Medical Biotechnology science project Photo of simethicone dissolved in one of two jars
Figure 4. Fill both jars about half full with water.
  1. Add five drops of liquid dishwashing detergent to both jars.
    1. You are adding the detergent now so that when you add more water in step 8 it will help mix the detergent in each jar.
  2. Fill both jars with water until they are filled about one inch from the top of the jar.
    1. It is important to leave some space at the top of the jars for bubbles to form.
    2. How does the liquid in each jar look now? Does one have more bubbles than the other, or do they look about the same?
  3. Put a clean straw into each jar and stir the water in each jar with the straw.
    1. Make sure that the detergent and simethicone powder is well mixed in the water.
    2. What happens to the liquid in each jar when you stir them?
  4. Get a timer ready or have a clock nearby that shows seconds.
  5. Slowly blow through one of the straws (into the liquid in the jar) for 10 seconds.
    1. Do bubbles form inside of the water? In other words, at the bottom of the straw do you see bubbles come out when you blow through it?
    2. Did bubbles collect, or form a layer, on the surface of the water?
    3. Record your answers in the data table in your lab notebook for the correct jar. This will be Trial 1.
      1. Optional: If you need, or want, to quantify your results for your science fair, use a ruler to measure the height of the foam layer (if any bubbles and foam collect) on the surface of the water. You may want to have a helper do this just as you finish blowing through the straw so that you collect the data before any bubbles pop. Remember that science uses metric measurements, so your data should be in millimeters or centimeters.
    4. If you have a camera, take pictures of your results. You may want to take a picture of the side of the jar, and a picture of the top of the jar. Later you can put these pictures on your Science Fair Project Display Board.
      1. If you do not have a camera, you may want to make drawings of the jar in your lab notebook.
  6. Repeat step 11 with the other jar. Try to slowly blow through the straw just as you did with the first jar.
    1. Be sure to record your answers in the data table in your lab notebook for the correct jar.
  7. Repeat steps 2-12 two more times.
    1. Clean and dry the jars completely before using them again, or use two other clean jars, drinking glasses, or vases that are the same size and shape as each other.
    2. The second time you repeat these steps will be Trial 2, and the third time you repeat them will be Trial 3.
    3. Be sure to record your results in the data table in your lab notebook, writing them down for the correct jar and trial each time.

Analyzing Your Results

  1. Analyze the results you recorded in the data table in your lab notebook. Also analyze any pictures you took or drawings you made of the jars.
    1. Did adding simethicone stop bubbles from forming in the water, or did bubbles still come out of the bottom of the straw?

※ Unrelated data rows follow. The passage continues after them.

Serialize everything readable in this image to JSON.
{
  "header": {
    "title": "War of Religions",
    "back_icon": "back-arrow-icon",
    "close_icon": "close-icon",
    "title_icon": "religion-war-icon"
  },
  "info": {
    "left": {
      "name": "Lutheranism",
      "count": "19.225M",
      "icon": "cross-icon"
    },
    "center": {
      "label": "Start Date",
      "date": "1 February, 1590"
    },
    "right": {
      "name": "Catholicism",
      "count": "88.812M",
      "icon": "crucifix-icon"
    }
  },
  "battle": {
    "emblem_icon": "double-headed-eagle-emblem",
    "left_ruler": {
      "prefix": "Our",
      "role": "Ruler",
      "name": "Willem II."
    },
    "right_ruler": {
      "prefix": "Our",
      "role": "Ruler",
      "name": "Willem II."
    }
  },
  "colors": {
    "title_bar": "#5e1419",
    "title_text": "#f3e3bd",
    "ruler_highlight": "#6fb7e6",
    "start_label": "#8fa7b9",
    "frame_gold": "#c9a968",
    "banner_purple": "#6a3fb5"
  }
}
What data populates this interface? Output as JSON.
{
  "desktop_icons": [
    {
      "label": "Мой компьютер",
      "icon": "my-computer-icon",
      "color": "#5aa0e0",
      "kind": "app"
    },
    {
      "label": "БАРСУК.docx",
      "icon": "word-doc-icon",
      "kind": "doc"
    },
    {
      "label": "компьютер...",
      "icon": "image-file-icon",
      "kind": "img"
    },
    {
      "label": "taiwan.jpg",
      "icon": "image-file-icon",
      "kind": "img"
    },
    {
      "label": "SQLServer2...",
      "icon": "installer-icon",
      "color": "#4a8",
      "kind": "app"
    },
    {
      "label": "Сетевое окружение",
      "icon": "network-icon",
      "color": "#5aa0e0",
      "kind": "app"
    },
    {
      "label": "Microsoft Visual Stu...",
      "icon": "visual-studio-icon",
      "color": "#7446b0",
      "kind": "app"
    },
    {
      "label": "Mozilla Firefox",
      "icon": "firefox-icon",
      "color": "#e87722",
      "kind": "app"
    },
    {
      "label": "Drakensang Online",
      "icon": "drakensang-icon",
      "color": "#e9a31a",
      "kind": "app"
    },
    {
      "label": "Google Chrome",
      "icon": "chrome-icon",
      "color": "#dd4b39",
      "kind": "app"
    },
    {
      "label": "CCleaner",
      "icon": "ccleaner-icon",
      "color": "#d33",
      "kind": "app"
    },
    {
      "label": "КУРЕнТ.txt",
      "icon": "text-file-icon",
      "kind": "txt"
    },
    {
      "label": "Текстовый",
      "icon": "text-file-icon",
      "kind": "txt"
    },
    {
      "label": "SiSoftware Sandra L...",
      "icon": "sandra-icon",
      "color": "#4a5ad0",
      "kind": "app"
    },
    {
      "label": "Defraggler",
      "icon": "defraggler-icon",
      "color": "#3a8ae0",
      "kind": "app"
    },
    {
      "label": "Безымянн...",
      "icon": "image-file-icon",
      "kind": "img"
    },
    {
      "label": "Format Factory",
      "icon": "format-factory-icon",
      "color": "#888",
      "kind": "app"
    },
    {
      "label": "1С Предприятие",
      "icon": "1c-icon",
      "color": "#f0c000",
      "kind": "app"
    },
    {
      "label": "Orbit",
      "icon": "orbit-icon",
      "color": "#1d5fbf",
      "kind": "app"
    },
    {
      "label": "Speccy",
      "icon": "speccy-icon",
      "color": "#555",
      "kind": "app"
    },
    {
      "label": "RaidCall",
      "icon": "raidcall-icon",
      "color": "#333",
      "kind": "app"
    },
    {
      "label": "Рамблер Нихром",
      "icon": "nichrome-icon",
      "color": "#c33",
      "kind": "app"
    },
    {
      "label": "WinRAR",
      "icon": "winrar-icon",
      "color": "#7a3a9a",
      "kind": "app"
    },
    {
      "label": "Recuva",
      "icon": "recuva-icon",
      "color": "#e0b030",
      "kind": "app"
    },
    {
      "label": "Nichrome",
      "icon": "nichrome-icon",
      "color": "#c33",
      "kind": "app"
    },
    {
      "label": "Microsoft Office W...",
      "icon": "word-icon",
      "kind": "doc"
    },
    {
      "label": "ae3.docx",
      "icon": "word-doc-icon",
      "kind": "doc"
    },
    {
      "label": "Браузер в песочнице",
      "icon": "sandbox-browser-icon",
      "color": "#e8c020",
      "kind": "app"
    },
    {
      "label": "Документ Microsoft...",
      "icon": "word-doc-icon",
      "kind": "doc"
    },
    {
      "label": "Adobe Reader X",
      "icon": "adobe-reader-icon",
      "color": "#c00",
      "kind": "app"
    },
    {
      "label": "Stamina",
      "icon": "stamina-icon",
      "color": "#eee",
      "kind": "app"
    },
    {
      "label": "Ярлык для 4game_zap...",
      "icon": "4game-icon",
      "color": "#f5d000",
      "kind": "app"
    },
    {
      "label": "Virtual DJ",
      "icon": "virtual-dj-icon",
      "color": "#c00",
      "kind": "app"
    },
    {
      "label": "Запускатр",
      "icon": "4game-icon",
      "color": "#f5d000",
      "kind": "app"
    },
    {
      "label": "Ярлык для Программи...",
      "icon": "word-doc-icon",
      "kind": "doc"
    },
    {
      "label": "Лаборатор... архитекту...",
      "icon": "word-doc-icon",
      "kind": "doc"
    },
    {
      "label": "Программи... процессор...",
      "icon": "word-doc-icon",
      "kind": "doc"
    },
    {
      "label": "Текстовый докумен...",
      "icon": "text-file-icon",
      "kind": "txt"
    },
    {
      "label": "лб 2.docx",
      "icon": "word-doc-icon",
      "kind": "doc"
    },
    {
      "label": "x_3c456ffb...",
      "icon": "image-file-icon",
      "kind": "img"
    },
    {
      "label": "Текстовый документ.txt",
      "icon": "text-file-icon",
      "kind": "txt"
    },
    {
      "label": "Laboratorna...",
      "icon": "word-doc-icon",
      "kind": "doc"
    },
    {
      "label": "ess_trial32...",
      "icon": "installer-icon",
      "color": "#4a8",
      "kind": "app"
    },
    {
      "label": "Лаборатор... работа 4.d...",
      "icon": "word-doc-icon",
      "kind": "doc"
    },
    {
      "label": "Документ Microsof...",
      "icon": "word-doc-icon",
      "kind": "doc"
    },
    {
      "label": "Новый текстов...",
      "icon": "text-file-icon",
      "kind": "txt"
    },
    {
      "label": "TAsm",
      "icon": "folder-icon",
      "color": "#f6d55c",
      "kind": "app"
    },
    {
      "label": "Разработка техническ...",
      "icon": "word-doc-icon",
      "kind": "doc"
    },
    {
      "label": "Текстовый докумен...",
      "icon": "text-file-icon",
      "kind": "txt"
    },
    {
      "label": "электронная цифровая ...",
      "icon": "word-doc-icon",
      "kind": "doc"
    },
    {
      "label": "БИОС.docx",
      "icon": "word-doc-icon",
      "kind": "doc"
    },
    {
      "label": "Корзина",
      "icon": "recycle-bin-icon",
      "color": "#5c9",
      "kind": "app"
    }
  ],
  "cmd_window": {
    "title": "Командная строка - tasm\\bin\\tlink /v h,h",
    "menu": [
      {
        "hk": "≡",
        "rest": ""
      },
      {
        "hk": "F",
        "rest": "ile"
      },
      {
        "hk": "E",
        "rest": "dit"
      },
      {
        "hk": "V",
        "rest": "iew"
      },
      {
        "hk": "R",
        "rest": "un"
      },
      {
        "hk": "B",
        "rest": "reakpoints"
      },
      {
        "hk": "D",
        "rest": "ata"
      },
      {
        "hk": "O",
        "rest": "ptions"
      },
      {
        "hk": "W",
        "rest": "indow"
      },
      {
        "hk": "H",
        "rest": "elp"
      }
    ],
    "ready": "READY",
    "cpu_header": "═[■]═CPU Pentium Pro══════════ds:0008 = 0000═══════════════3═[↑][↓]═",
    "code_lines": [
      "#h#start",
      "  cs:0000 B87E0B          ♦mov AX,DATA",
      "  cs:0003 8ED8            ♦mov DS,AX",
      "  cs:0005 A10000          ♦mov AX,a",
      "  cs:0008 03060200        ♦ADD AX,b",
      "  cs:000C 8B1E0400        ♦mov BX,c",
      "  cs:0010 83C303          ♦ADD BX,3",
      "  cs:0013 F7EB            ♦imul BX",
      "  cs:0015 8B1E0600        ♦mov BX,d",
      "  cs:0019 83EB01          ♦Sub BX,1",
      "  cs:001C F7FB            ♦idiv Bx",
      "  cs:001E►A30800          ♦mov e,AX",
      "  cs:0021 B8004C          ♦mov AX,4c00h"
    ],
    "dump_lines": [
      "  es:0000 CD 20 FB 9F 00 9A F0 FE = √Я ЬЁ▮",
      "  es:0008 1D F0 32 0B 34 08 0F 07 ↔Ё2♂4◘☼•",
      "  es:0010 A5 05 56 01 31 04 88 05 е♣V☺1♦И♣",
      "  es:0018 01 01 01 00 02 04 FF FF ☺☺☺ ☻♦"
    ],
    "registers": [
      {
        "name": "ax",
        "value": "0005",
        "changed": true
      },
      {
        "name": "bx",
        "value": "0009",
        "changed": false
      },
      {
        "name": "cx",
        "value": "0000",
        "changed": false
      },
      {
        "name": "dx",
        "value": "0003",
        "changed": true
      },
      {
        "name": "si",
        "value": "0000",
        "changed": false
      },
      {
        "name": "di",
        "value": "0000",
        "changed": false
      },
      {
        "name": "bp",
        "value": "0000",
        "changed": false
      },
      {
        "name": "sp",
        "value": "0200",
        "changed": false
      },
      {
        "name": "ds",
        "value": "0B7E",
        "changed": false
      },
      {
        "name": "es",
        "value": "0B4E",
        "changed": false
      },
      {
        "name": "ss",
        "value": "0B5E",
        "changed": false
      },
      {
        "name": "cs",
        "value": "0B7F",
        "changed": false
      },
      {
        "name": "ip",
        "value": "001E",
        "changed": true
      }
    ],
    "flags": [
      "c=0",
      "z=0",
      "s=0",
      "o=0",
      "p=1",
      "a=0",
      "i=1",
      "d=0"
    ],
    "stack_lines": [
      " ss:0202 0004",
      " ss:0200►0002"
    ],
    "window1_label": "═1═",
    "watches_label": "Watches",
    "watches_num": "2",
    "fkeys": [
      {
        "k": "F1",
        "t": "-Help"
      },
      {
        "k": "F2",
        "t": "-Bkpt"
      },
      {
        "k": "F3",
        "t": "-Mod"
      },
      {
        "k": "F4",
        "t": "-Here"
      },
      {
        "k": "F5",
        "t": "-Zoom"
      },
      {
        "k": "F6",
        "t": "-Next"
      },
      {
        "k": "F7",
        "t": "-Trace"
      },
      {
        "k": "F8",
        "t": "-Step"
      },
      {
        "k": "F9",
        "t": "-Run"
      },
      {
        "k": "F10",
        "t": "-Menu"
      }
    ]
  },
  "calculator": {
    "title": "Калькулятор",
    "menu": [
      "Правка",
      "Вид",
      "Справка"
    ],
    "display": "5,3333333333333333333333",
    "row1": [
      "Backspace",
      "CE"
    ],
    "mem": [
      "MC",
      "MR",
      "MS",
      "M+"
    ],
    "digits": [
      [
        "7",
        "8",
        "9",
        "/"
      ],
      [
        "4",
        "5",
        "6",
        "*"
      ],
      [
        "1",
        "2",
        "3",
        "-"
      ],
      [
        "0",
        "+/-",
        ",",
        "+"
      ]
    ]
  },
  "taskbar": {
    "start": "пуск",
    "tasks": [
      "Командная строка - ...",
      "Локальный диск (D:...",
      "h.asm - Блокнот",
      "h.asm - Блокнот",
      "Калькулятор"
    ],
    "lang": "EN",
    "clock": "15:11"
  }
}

    2. Did adding simethicone stop bubbles from collecting on the surface of the water?
      1. In other words, did you see a difference in the layer of bubbles at the water's surface of the jar you added simethicone to compared with the jar you did not add simethicone to?
    3. Can you explain your results? If simethicone affected the bubbles, why do you think it did? Hint: For an explanation, you may want to re-read the Introduction in the Background tab.